20% больных в этом крупном исследовании имели рак простаты промежуточного риска, и результаты их лечения не были хуже, чем у пациентов с зарегистрированным раком низкого риска. Таким образом, исследование ProtecT демонстрирует реальные клинические преимущества в пользу активного наблюдения не только больных с низким, но и с промежуточным риском. В то же время в США наблюдательная тактика широко применяется для пациентов с низким риском, но пока не в полной мере принята для больных с раком простаты промежуточного риска. Мы проводили опрос среди экспертов по урогенитальному раку после выхода результатов ProtecT – и лишь 16% североамериканских лидеров в этой области поддержали активное наблюдение при промежуточном риске [3].

В сентябре 2021 года эксперты NCCN решили убрать «предпочтительный статус» этой опции для больных с раком простаты низкого риска, сделав наблюдение, операцию и лучевую терапию эквивалентными в плане выбора. Это изменение вызвало заметную реакцию в медиа, когда многие лидирующие урологи, радиационные и медицинские онкологи начали критиковать экспертов NCCN за это изменение. Этот всплеск привел к тому, что рекомендации были снова обновлены буквально несколько недель назад – и вновь активное наблюдение было признано «предпочтительным для большинства больных» с низким риском и ожидаемой продолжительностью жизни свыше 10 лет.

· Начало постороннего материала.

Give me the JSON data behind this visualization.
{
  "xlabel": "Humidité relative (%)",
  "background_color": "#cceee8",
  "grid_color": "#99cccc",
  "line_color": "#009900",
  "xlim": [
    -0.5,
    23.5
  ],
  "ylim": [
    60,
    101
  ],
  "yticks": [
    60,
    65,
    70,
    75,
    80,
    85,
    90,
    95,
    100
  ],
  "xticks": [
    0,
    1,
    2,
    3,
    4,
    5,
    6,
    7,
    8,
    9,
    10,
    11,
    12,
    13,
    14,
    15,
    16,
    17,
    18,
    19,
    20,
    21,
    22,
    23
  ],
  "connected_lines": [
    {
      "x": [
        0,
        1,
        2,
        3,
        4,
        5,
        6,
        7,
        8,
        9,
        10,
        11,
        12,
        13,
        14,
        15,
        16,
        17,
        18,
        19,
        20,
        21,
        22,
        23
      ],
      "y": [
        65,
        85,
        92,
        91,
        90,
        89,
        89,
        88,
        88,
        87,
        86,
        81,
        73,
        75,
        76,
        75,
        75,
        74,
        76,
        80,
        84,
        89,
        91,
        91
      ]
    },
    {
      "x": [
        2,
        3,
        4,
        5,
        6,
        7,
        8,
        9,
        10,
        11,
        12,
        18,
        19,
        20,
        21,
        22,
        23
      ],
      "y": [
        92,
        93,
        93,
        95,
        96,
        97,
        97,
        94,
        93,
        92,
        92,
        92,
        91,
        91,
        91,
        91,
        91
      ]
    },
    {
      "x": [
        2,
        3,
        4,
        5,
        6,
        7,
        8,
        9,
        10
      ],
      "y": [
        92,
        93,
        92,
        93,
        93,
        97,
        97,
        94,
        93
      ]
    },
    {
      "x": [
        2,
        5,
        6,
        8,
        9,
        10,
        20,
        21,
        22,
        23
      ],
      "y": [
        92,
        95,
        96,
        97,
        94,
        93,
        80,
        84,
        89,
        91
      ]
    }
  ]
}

На протяжении более десятилетия пациенты с диагностированным раком простаты проходили оценку в плане будущего лечения в Massachusetts General Hospital командами врачей – хирургами, радиационными онкологами, медицинскими онкологами, которые осматривали больных все вместе, одномоментно и в одной комнате, с последующим обсуждением возможных лечебных опций. Это действительно наилучший путь для представления доступных клинических данных непредвзятым образом, чтоб пациент смог сам сделать выбор. Дальнейшее изучение подобного подхода коллегами из Massachusetts General Hospital показало, что пациенты, прошедшие через такой консилиум, почти в 2 раза чаще (43% против 22%) выбирают активное наблюдение, в отличие от тех, кто консультирован отдельными специалистами [4]. Подобная модель, возможно, не улучшит результаты лечения – как мы знаем из данных ProtecT, результаты одинаковы, какой бы выбор ни был сделан – но наверняка уменьшит частоту случаев сожаления, которые пациенты испытают в результате проведенного лечения.

Источники:

  1. F.C. Hamdy, et al. 10-Year Outcomes after Monitoring, Surgery, or Radiotherapy for Localized Prostate Cancer. N Engl J Med. 2016; 375: 1415-24.
  2. J.L. Donovan, et al. Patient-Reported Outcomes after Monitoring, Surgery, or Radiotherapy for Prostate Cancer. N Engl J Med. 2016; 375: 1425-37.
  3. Shearwood McClelland III, et al. Active Surveillance for Low and Intermediate Risk Prostate Cancer: Opinions of North American Genitourinary Oncology Expert Radiation Oncologists. Clinical Genitourinary Cancer. 2017; 16(2): e323-5.
  4. Ayal A. Aizer, et al. Multidisciplinary Care and Pursuit of Active Surveillance in Low-Risk Prostate Cancer. J Clin Oncol. 2012; 30: 3071-3076.